William gülümsedi çünkü bu anı bekliyordu. Sözleşmeyi gerçekten bozamayacağını biliyordu çünkü bunu yaparsa bir yıl boyunca Celeste'nin kölesi olacaktı. Sadece iki Erdem'i kurtarma koşulunu kullanarak onlara borçlu olduklarını hissettirdi ve müzakerelerinde onlara karşı küçük bir avantaj elde etmesine izin verdi.
“İki seçeneğiniz var” diye yanıtladı William. “Birincisi bir hafta boyunca kanını içmeme izin vermen. Zaten yarı vampir olduğumu biliyorsun, bu yüzden bir hafta boyunca kanını içmeme izin verirsen gitmene izin veririm. Savaş hâlâ devam ediyor, bu yüzden ben İttifak ve Kutsal Tarikat'ın Slovell Krallığı'nı tamamen işgal edene kadar savaşmaya devam edeceğinden eminim. Eğer hemen geri dönmezsen, kız kardeşlerin için işler biraz zorlaşabilir.”
“Sonraki seçenek nedir?” Melodi sordu. Mümkünse, gücü henüz bilinmeyen Kara Prens'in kanını içmesini istemiyordu.
William, yanında beliren Medusa, Gullinbursti ve Sharur'u işaret ederek, “Basit, sadece bu üçünü Dance Dance Evolution oyununda yenmeniz gerekiyor,” diye yanıtladı. “Bu üçünü yenerseniz ikiniz geri dönebilirsiniz.”
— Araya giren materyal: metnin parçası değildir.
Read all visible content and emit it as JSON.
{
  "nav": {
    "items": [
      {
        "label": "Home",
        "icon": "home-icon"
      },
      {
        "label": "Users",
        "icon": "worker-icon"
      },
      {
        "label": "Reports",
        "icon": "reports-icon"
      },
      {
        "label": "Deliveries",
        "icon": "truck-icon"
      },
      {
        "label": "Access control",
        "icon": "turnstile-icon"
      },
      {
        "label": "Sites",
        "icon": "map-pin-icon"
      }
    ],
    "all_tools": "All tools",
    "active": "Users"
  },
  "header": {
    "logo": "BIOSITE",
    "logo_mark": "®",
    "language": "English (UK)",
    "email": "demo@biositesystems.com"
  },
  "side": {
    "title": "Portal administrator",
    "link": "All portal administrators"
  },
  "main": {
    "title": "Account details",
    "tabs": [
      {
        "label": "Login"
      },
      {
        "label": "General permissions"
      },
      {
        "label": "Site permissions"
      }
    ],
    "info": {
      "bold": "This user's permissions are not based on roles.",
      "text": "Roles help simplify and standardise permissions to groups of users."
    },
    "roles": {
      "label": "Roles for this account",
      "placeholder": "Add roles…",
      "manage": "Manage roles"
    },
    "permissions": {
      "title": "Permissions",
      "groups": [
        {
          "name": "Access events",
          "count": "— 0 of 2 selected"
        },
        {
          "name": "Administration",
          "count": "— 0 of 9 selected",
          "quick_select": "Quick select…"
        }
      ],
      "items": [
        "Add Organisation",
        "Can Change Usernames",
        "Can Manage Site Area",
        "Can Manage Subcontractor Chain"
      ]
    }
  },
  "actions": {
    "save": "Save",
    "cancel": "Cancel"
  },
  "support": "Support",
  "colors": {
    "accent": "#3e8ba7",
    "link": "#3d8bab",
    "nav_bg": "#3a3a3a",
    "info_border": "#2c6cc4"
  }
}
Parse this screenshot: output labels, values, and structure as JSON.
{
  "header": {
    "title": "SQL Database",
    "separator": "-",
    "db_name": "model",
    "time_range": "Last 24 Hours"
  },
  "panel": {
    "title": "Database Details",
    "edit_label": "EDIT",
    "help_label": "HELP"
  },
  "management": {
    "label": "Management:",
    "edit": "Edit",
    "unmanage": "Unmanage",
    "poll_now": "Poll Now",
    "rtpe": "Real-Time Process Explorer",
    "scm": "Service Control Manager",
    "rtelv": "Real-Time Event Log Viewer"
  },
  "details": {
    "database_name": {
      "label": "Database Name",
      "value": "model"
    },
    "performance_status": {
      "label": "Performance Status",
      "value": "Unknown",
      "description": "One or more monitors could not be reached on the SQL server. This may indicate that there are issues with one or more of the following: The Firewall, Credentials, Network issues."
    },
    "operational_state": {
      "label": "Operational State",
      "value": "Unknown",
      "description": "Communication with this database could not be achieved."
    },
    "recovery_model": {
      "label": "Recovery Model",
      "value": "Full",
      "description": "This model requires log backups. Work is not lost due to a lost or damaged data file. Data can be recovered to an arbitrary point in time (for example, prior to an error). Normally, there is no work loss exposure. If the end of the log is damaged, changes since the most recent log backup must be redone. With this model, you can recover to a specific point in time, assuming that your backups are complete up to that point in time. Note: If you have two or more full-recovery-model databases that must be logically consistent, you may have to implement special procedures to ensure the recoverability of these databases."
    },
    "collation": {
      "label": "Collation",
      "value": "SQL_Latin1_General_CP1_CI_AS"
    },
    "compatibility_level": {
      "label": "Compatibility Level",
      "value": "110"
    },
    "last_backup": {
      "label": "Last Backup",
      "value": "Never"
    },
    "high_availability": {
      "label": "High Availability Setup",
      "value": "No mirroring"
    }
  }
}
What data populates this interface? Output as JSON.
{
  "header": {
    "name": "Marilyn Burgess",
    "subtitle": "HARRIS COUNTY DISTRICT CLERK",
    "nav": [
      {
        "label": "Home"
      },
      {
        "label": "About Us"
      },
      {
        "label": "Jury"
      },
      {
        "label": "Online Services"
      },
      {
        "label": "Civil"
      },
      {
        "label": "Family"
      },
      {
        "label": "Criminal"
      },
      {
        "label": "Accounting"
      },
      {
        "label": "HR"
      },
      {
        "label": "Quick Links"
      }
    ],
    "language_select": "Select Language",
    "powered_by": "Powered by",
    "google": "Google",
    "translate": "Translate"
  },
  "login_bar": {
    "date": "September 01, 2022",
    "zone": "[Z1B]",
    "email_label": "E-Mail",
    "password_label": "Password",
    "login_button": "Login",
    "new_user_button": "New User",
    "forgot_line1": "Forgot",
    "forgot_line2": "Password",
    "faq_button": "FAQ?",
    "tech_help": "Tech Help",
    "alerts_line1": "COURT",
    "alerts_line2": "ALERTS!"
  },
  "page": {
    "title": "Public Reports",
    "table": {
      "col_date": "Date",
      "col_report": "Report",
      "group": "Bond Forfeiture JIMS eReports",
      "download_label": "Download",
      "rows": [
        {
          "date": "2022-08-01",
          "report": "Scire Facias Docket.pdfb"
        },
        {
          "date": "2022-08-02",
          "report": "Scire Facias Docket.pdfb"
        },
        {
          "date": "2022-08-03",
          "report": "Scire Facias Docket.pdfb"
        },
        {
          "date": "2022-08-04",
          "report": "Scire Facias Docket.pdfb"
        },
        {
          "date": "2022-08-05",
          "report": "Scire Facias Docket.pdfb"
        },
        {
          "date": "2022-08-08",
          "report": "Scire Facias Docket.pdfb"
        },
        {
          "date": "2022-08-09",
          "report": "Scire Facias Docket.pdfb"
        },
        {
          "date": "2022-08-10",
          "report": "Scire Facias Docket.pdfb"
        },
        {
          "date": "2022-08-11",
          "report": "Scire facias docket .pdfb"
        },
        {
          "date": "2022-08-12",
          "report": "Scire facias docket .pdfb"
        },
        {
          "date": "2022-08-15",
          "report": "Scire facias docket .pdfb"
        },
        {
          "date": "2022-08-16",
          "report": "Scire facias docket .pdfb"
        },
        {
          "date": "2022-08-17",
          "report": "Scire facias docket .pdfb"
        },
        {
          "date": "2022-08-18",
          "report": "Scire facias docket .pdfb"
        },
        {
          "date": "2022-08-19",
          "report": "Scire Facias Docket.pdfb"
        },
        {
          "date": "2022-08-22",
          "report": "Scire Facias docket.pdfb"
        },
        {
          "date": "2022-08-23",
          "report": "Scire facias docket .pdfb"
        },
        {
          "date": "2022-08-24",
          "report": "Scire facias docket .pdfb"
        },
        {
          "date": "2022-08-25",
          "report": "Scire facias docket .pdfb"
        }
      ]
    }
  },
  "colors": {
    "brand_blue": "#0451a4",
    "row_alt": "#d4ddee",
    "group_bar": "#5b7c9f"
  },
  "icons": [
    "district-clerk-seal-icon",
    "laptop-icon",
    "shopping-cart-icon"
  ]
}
“Çok iyi” dedi Shannon. “Dance Dance Evolution adlı bu oyunda bu üçüyle savaşmayı seçeceğim.”
Shana Basiretlilik erdemini taşıyordu, Melody ise İnanç Erdemini taşıyordu. Güçleriyle, Kara Prens'in onlar için hazırladığı oyun ne olursa olsun, küçük bir kızla, altın bir domuz yavrusuyla ve yüzen bir gürzle baş etmekte zorlanmayacaklarına inanıyorlardı.
“Harika,” dedi William içten içe kıkırdayarak. “Oyun başlasın!”
Her ne kadar Medusa, Gullibursti ve Sharur dışarıdan zararsız görünseler de, bu üç serbest yükleyici Şehirdeki Pasajlar'daki her oyunu fethetmiş ve onları Bin Canavar Bölgesi'ndeki hiç kimsenin yenemediği üç Büyük Patron haline getirmişti.